Abstracts, Galactic Center Workshop '98
ABSTRACT

Constraints on the Mass of SgrA* from its Proper Motion

Reid, M. J.1; Readhead, A. C. S.; Vermeulen, R. C.2; Treuhaft, R. N.3

1 Harvard-Smithsonian Center for Astrophysics; 2 Caltech; 3 JPL;

ABSTRACT: We observed SgrA* and two extragalactic radio sources with the VLBA over a period of two years. Relative positions of the sources were measured with an accuracy approaching 0.0001 arcsec. The apparent proper motion of SgrA* was determined to be 0.0060 +/- 0.0004 arcsec per year, almost entirely in the plane of the Galaxy. The effects of the orbit of the Sun around the galactic center can account for our observations, and any residual proper motion of SgrA*, with respect to extragalactic sources, is less than about 20 km/sec. Our results and those of Backer and Sramek, from observations with the VLA, appear consistent, making the observational constraints robust. The large observed speeds of stars in the inner region of the dense central cluster surrounding SgrA*, coupled with the very slow speed of SgrA*, yields a lower limit to the mass of SgrA*. If SgrA* is a massive object, dominating the central gravitational potential, then equipartition of kinetic energy cannot be used to place a limit on the mass of SgrA* from stellar motions in the central cluster.

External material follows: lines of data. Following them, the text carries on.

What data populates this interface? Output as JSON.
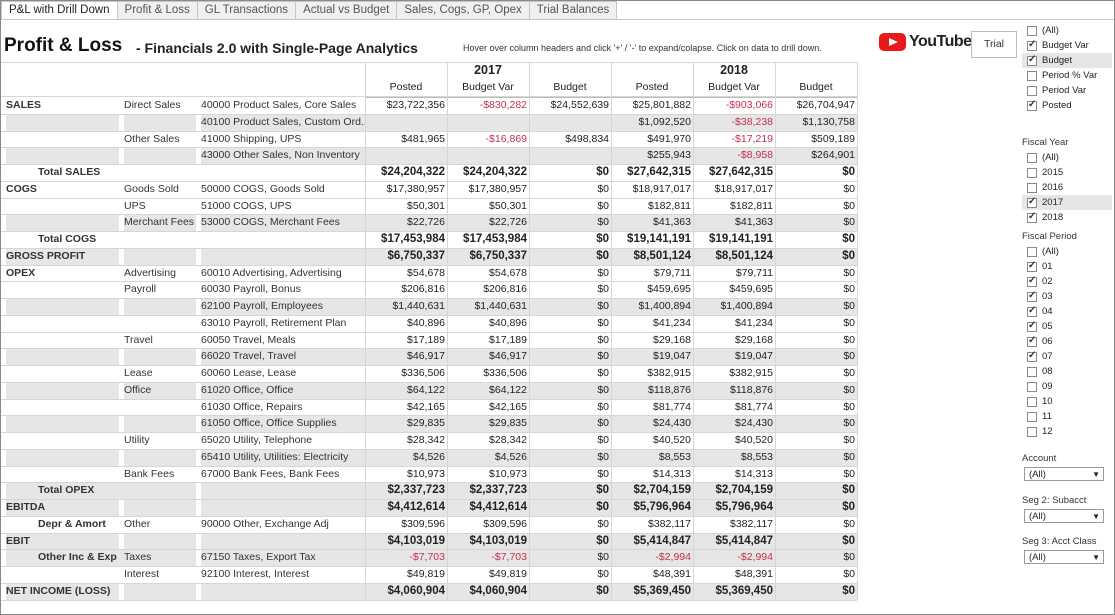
{
  "tabs": [
    "P&L with Drill Down",
    "Profit & Loss",
    "GL Transactions",
    "Actual vs Budget",
    "Sales, Cogs, GP, Opex",
    "Trial Balances"
  ],
  "header": {
    "title": "Profit & Loss",
    "subtitle": "-  Financials 2.0 with Single-Page Analytics",
    "hint": "Hover over column headers and click '+' / '-'  to expand/colapse. Click on data to drill down.",
    "youtube": "YouTube",
    "trial": "Trial"
  },
  "table": {
    "years": [
      "2017",
      "2018"
    ],
    "columns": [
      "Posted",
      "Budget Var",
      "Budget",
      "Posted",
      "Budget Var",
      "Budget"
    ],
    "rows": [
      {
        "l1": "SALES",
        "l2": "Direct Sales",
        "l3": "40000 Product Sales, Core Sales",
        "v": [
          "$23,722,356",
          "-$830,282",
          "$24,552,639",
          "$25,801,882",
          "-$903,066",
          "$26,704,947"
        ]
      },
      {
        "l1": "",
        "l2": "",
        "l3": "40100 Product Sales, Custom Ord..",
        "v": [
          "",
          "",
          "",
          "$1,092,520",
          "-$38,238",
          "$1,130,758"
        ],
        "shade": true
      },
      {
        "l1": "",
        "l2": "Other Sales",
        "l3": "41000 Shipping, UPS",
        "v": [
          "$481,965",
          "-$16,869",
          "$498,834",
          "$491,970",
          "-$17,219",
          "$509,189"
        ]
      },
      {
        "l1": "",
        "l2": "",
        "l3": "43000 Other Sales, Non Inventory",
        "v": [
          "",
          "",
          "",
          "$255,943",
          "-$8,958",
          "$264,901"
        ],
        "shade": true
      },
      {
        "l1": "Total SALES",
        "l2": "",
        "l3": "",
        "v": [
          "$24,204,322",
          "$24,204,322",
          "$0",
          "$27,642,315",
          "$27,642,315",
          "$0"
        ],
        "total": true,
        "indent": true
      },
      {
        "l1": "COGS",
        "l2": "Goods Sold",
        "l3": "50000 COGS, Goods Sold",
        "v": [
          "$17,380,957",
          "$17,380,957",
          "$0",
          "$18,917,017",
          "$18,917,017",
          "$0"
        ]
      },
      {
        "l1": "",
        "l2": "UPS",
        "l3": "51000 COGS, UPS",
        "v": [
          "$50,301",
          "$50,301",
          "$0",
          "$182,811",
          "$182,811",
          "$0"
        ]
      },
      {
        "l1": "",
        "l2": "Merchant Fees",
        "l3": "53000 COGS, Merchant Fees",
        "v": [
          "$22,726",
          "$22,726",
          "$0",
          "$41,363",
          "$41,363",
          "$0"
        ],
        "shade": true
      },
      {
        "l1": "Total COGS",
        "l2": "",
        "l3": "",
        "v": [
          "$17,453,984",
          "$17,453,984",
          "$0",
          "$19,141,191",
          "$19,141,191",
          "$0"
        ],
        "total": true,
        "indent": true
      },
      {
        "l1": "GROSS PROFIT",
        "l2": "",
        "l3": "",
        "v": [
          "$6,750,337",
          "$6,750,337",
          "$0",
          "$8,501,124",
          "$8,501,124",
          "$0"
        ],
        "total": true,
        "shade": true
      },
      {
        "l1": "OPEX",
        "l2": "Advertising",
        "l3": "60010 Advertising, Advertising",
        "v": [
          "$54,678",
          "$54,678",
          "$0",
          "$79,711",
          "$79,711",
          "$0"
        ]
      },
      {
        "l1": "",
        "l2": "Payroll",
        "l3": "60030 Payroll, Bonus",
        "v": [
          "$206,816",
          "$206,816",
          "$0",
          "$459,695",
          "$459,695",
          "$0"
        ]
      },
      {
        "l1": "",
        "l2": "",
        "l3": "62100 Payroll, Employees",
        "v": [
          "$1,440,631",
          "$1,440,631",
          "$0",
          "$1,400,894",
          "$1,400,894",
          "$0"
        ],
        "shade": true
      },
      {
        "l1": "",
        "l2": "",
        "l3": "63010 Payroll, Retirement Plan",
        "v": [
          "$40,896",
          "$40,896",
          "$0",
          "$41,234",
          "$41,234",
          "$0"
        ]
      },
      {
        "l1": "",
        "l2": "Travel",
        "l3": "60050 Travel, Meals",
        "v": [
          "$17,189",
          "$17,189",
          "$0",
          "$29,168",
          "$29,168",
          "$0"
        ]
      },
      {
        "l1": "",
        "l2": "",
        "l3": "66020 Travel, Travel",
        "v": [
          "$46,917",
          "$46,917",
          "$0",
          "$19,047",
          "$19,047",
          "$0"
        ],
        "shade": true
      },
      {
        "l1": "",
        "l2": "Lease",
        "l3": "60060 Lease, Lease",
        "v": [
          "$336,506",
          "$336,506",
          "$0",
          "$382,915",
          "$382,915",
          "$0"
        ]
      },
      {
        "l1": "",
        "l2": "Office",
        "l3": "61020 Office, Office",
        "v": [
          "$64,122",
          "$64,122",
          "$0",
          "$118,876",
          "$118,876",
          "$0"
        ],
        "shade": true
      },
      {
        "l1": "",
        "l2": "",
        "l3": "61030 Office, Repairs",
        "v": [
          "$42,165",
          "$42,165",
          "$0",
          "$81,774",
          "$81,774",
          "$0"
        ]
      },
      {
        "l1": "",
        "l2": "",
        "l3": "61050 Office, Office Supplies",
        "v": [
          "$29,835",
          "$29,835",
          "$0",
          "$24,430",
          "$24,430",
          "$0"
        ],
        "shade": true
      },
      {
        "l1": "",
        "l2": "Utility",
        "l3": "65020 Utility, Telephone",
        "v": [
          "$28,342",
          "$28,342",
          "$0",
          "$40,520",
          "$40,520",
          "$0"
        ]
      },
      {
        "l1": "",
        "l2": "",
        "l3": "65410 Utility, Utilities: Electricity",
        "v": [
          "$4,526",
          "$4,526",
          "$0",
          "$8,553",
          "$8,553",
          "$0"
        ],
        "shade": true
      },
      {
        "l1": "",
        "l2": "Bank Fees",
        "l3": "67000 Bank Fees, Bank Fees",
        "v": [
          "$10,973",
          "$10,973",
          "$0",
          "$14,313",
          "$14,313",
          "$0"
        ]
      },
      {
        "l1": "Total OPEX",
        "l2": "",
        "l3": "",
        "v": [
          "$2,337,723",
          "$2,337,723",
          "$0",
          "$2,704,159",
          "$2,704,159",
          "$0"
        ],
        "total": true,
        "indent": true,
        "shade": true
      },
      {
        "l1": "EBITDA",
        "l2": "",
        "l3": "",
        "v": [
          "$4,412,614",
          "$4,412,614",
          "$0",
          "$5,796,964",
          "$5,796,964",
          "$0"
        ],
        "total": true,
        "shade": true
      },
      {
        "l1": "Depr & Amort",
        "l2": "Other",
        "l3": "90000 Other, Exchange Adj",
        "v": [
          "$309,596",
          "$309,596",
          "$0",
          "$382,117",
          "$382,117",
          "$0"
        ],
        "indentsub": true
      },
      {
        "l1": "EBIT",
        "l2": "",
        "l3": "",
        "v": [
          "$4,103,019",
          "$4,103,019",
          "$0",
          "$5,414,847",
          "$5,414,847",
          "$0"
        ],
        "total": true,
        "shade": true
      },
      {
        "l1": "Other Inc & Exp",
        "l2": "Taxes",
        "l3": "67150 Taxes, Export Tax",
        "v": [
          "-$7,703",
          "-$7,703",
          "$0",
          "-$2,994",
          "-$2,994",
          "$0"
        ],
        "indentsub": true,
        "shade": true
      },
      {
        "l1": "",
        "l2": "Interest",
        "l3": "92100 Interest, Interest",
        "v": [
          "$49,819",
          "$49,819",
          "$0",
          "$48,391",
          "$48,391",
          "$0"
        ]
      },
      {
        "l1": "NET INCOME (LOSS)",
        "l2": "",
        "l3": "",
        "v": [
          "$4,060,904",
          "$4,060,904",
          "$0",
          "$5,369,450",
          "$5,369,450",
          "$0"
        ],
        "total": true,
        "shade": true
      }
    ]
  },
  "filters": {
    "measures": [
      {
        "label": "(All)",
        "checked": false
      },
      {
        "label": "Budget Var",
        "checked": true
      },
      {
        "label": "Budget",
        "checked": true,
        "hl": true
      },
      {
        "label": "Period % Var",
        "checked": false
      },
      {
        "label": "Period Var",
        "checked": false
      },
      {
        "label": "Posted",
        "checked": true
      }
    ],
    "fiscal_year_title": "Fiscal Year",
    "fiscal_year": [
      {
        "label": "(All)",
        "checked": false
      },
      {
        "label": "2015",
        "checked": false
      },
      {
        "label": "2016",
        "checked": false
      },
      {
        "label": "2017",
        "checked": true,
        "hl": true
      },
      {
        "label": "2018",
        "checked": true
      }
    ],
    "fiscal_period_title": "Fiscal Period",
    "fiscal_period": [
      {
        "label": "(All)",
        "checked": false
      },
      {
        "label": "01",
        "checked": true
      },
      {
        "label": "02",
        "checked": true
      },
      {
        "label": "03",
        "checked": true
      },
      {
        "label": "04",
        "checked": true
      },
      {
        "label": "05",
        "checked": true
      },
      {
        "label": "06",
        "checked": true
      },
      {
        "label": "07",
        "checked": true
      },
      {
        "label": "08",
        "checked": false
      },
      {
        "label": "09",
        "checked": false
      },
      {
        "label": "10",
        "checked": false
      },
      {
        "label": "11",
        "checked": false
      },
      {
        "label": "12",
        "checked": false
      }
    ],
    "dropdowns": [
      {
        "title": "Account",
        "value": "(All)"
      },
      {
        "title": "Seg 2: Subacct",
        "value": "(All)"
      },
      {
        "title": "Seg 3: Acct Class",
        "value": "(All)"
      }
    ]
  },
  "colors": {
    "negative": "#c4304f",
    "shade": "#e6e6e6",
    "youtube_red": "#e8191a"
  }
}
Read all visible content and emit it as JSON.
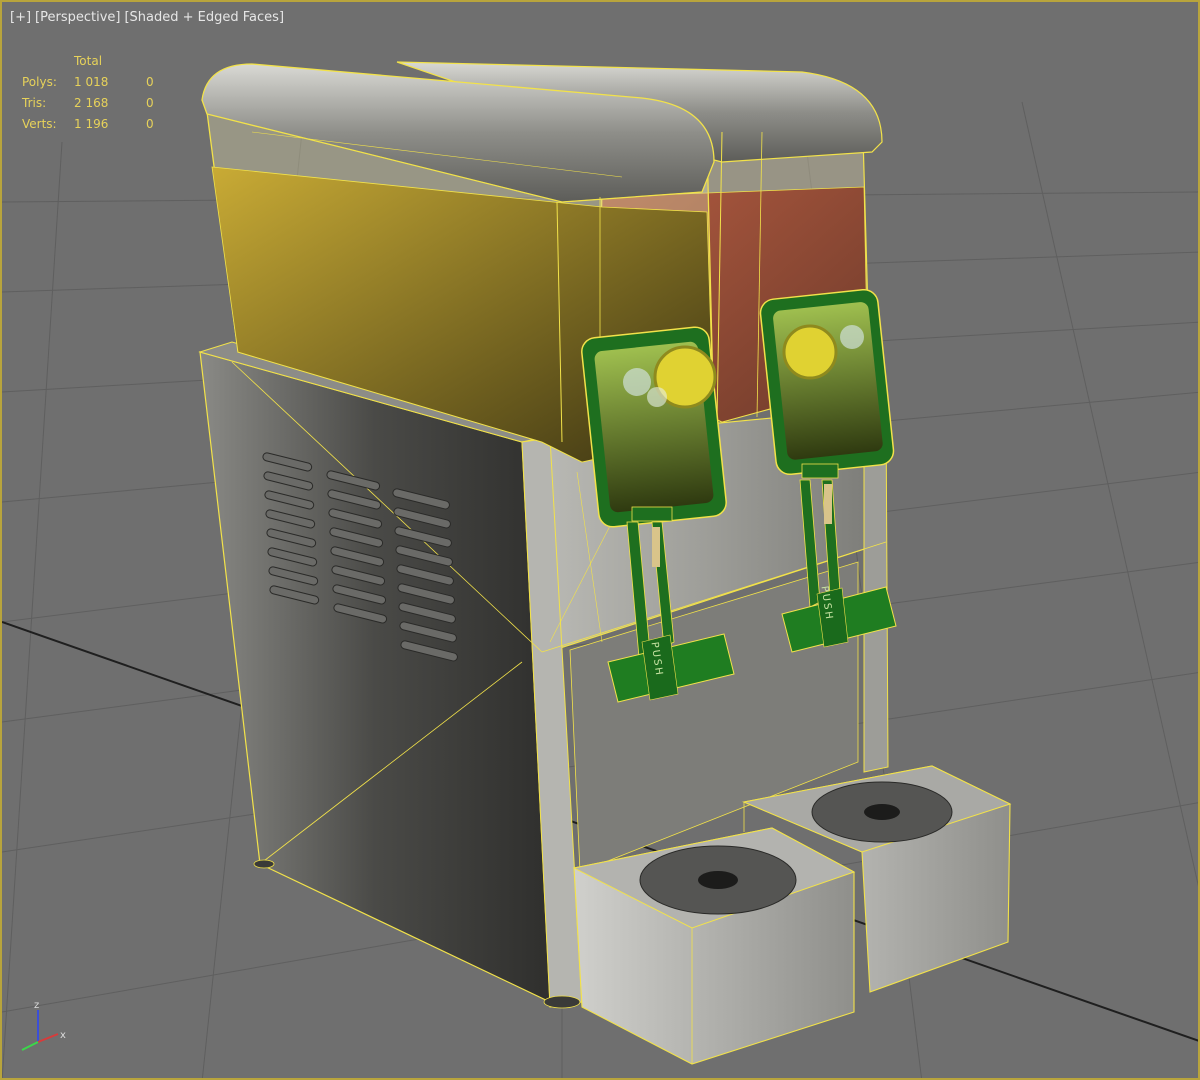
{
  "viewport": {
    "labels": [
      "[+]",
      "[Perspective]",
      "[Shaded + Edged Faces]"
    ]
  },
  "stats": {
    "header": "Total",
    "rows": [
      {
        "label": "Polys:",
        "total": "1 018",
        "selected": "0"
      },
      {
        "label": "Tris:",
        "total": "2 168",
        "selected": "0"
      },
      {
        "label": "Verts:",
        "total": "1 196",
        "selected": "0"
      }
    ]
  },
  "model": {
    "lever_text": "PUSH"
  },
  "axis": {
    "z": "z",
    "x": "x"
  },
  "colors": {
    "background": "#6f6f6f",
    "viewport_border": "#b8a43c",
    "stats_text": "#e7d25a",
    "wire": "#f2e24a",
    "green": "#1f7a22",
    "juice_left": "#b89a28",
    "juice_right": "#a24c36"
  }
}
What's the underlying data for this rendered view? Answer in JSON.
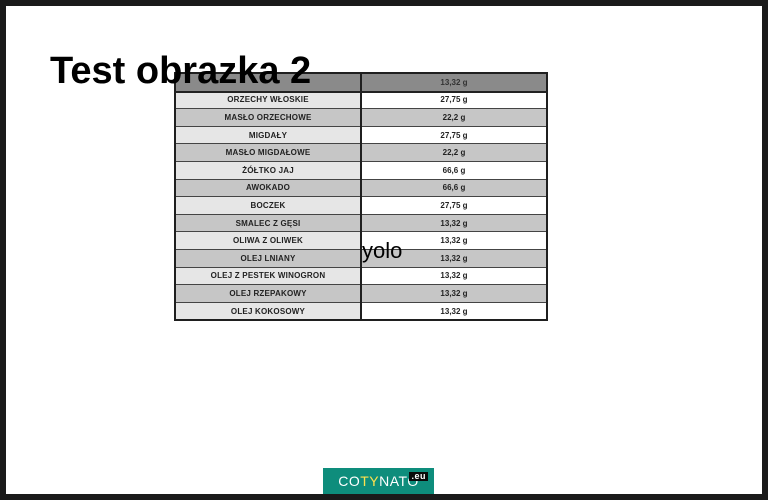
{
  "slide": {
    "title": "Test obrazka 2",
    "overlay_text": "yolo"
  },
  "table": {
    "rows": [
      {
        "name": "",
        "value": "13,32 g"
      },
      {
        "name": "ORZECHY WŁOSKIE",
        "value": "27,75 g"
      },
      {
        "name": "MASŁO ORZECHOWE",
        "value": "22,2 g"
      },
      {
        "name": "MIGDAŁY",
        "value": "27,75 g"
      },
      {
        "name": "MASŁO MIGDAŁOWE",
        "value": "22,2 g"
      },
      {
        "name": "ŻÓŁTKO JAJ",
        "value": "66,6 g"
      },
      {
        "name": "AWOKADO",
        "value": "66,6 g"
      },
      {
        "name": "BOCZEK",
        "value": "27,75 g"
      },
      {
        "name": "SMALEC Z GĘSI",
        "value": "13,32 g"
      },
      {
        "name": "OLIWA Z OLIWEK",
        "value": "13,32 g"
      },
      {
        "name": "OLEJ LNIANY",
        "value": "13,32 g"
      },
      {
        "name": "OLEJ Z PESTEK WINOGRON",
        "value": "13,32 g"
      },
      {
        "name": "OLEJ RZEPAKOWY",
        "value": "13,32 g"
      },
      {
        "name": "OLEJ KOKOSOWY",
        "value": "13,32 g"
      }
    ]
  },
  "logo": {
    "part1": "CO",
    "part2": "TY",
    "part3": "NATO",
    "tld": ".eu"
  }
}
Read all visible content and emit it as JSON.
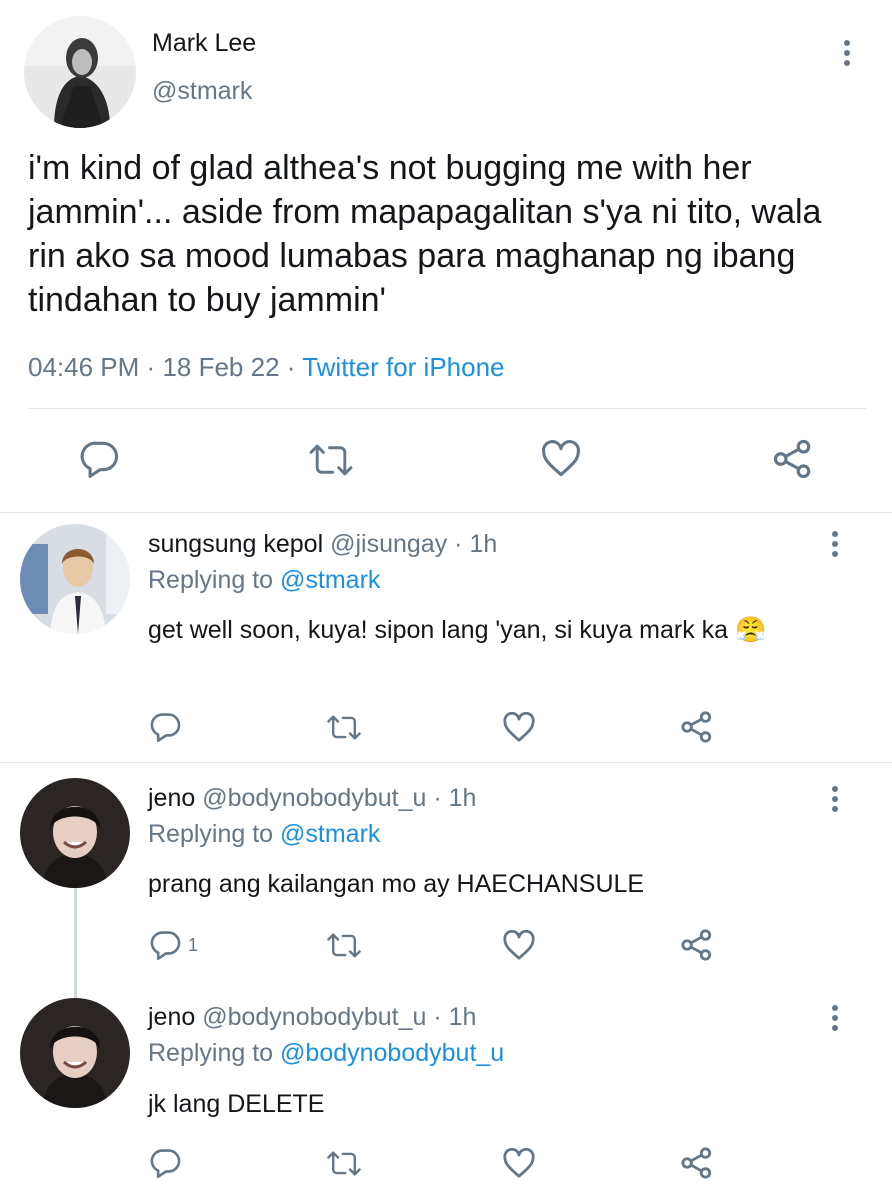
{
  "main_tweet": {
    "name": "Mark Lee",
    "handle": "@stmark",
    "text": "i'm kind of glad althea's not bugging me with her jammin'... aside from mapapagalitan s'ya ni tito, wala rin ako sa mood lumabas para maghanap ng ibang tindahan to buy jammin'",
    "time": "04:46 PM",
    "separator": "·",
    "date": "18 Feb 22",
    "source": "Twitter for iPhone"
  },
  "replies": [
    {
      "name": "sungsung kepol",
      "handle": "@jisungay",
      "sep": "·",
      "age": "1h",
      "replying_label": "Replying to",
      "replying_to": "@stmark",
      "text": "get well soon, kuya! sipon lang 'yan, si kuya mark ka",
      "emoji": "😤"
    },
    {
      "name": "jeno",
      "handle": "@bodynobodybut_u",
      "sep": "·",
      "age": "1h",
      "replying_label": "Replying to",
      "replying_to": "@stmark",
      "text": "prang ang kailangan mo ay HAECHANSULE",
      "reply_count": "1"
    },
    {
      "name": "jeno",
      "handle": "@bodynobodybut_u",
      "sep": "·",
      "age": "1h",
      "replying_label": "Replying to",
      "replying_to": "@bodynobodybut_u",
      "text": "jk lang DELETE"
    }
  ],
  "icons": {
    "reply": "reply-icon",
    "retweet": "retweet-icon",
    "like": "heart-icon",
    "share": "share-icon",
    "more": "more-vertical-icon"
  },
  "colors": {
    "text": "#14171a",
    "secondary": "#657786",
    "link": "#1d8fe1",
    "divider": "#e1e8ed"
  }
}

Instead, direct gravitational interactions dominate, and simple arguments based on conservation of angular momentum (as well as N-body simulations) yield a lower limit on the mass of SgrA* of order 1,000 solar masses. While the low luminosity of SgrA* might possibly have come from, for example, a contact binary containing of order 10 solar masses and radiating near its Eddington limit, the proper motions rule out a "stellar" origin for SgrA*. Current observations are consistent with SgrA* containing all of the nearly 2.6 million solar masses, inferred from the stellar motions, in the form of massive black hole and radiating at less than 0.1 percent of the Eddington limit.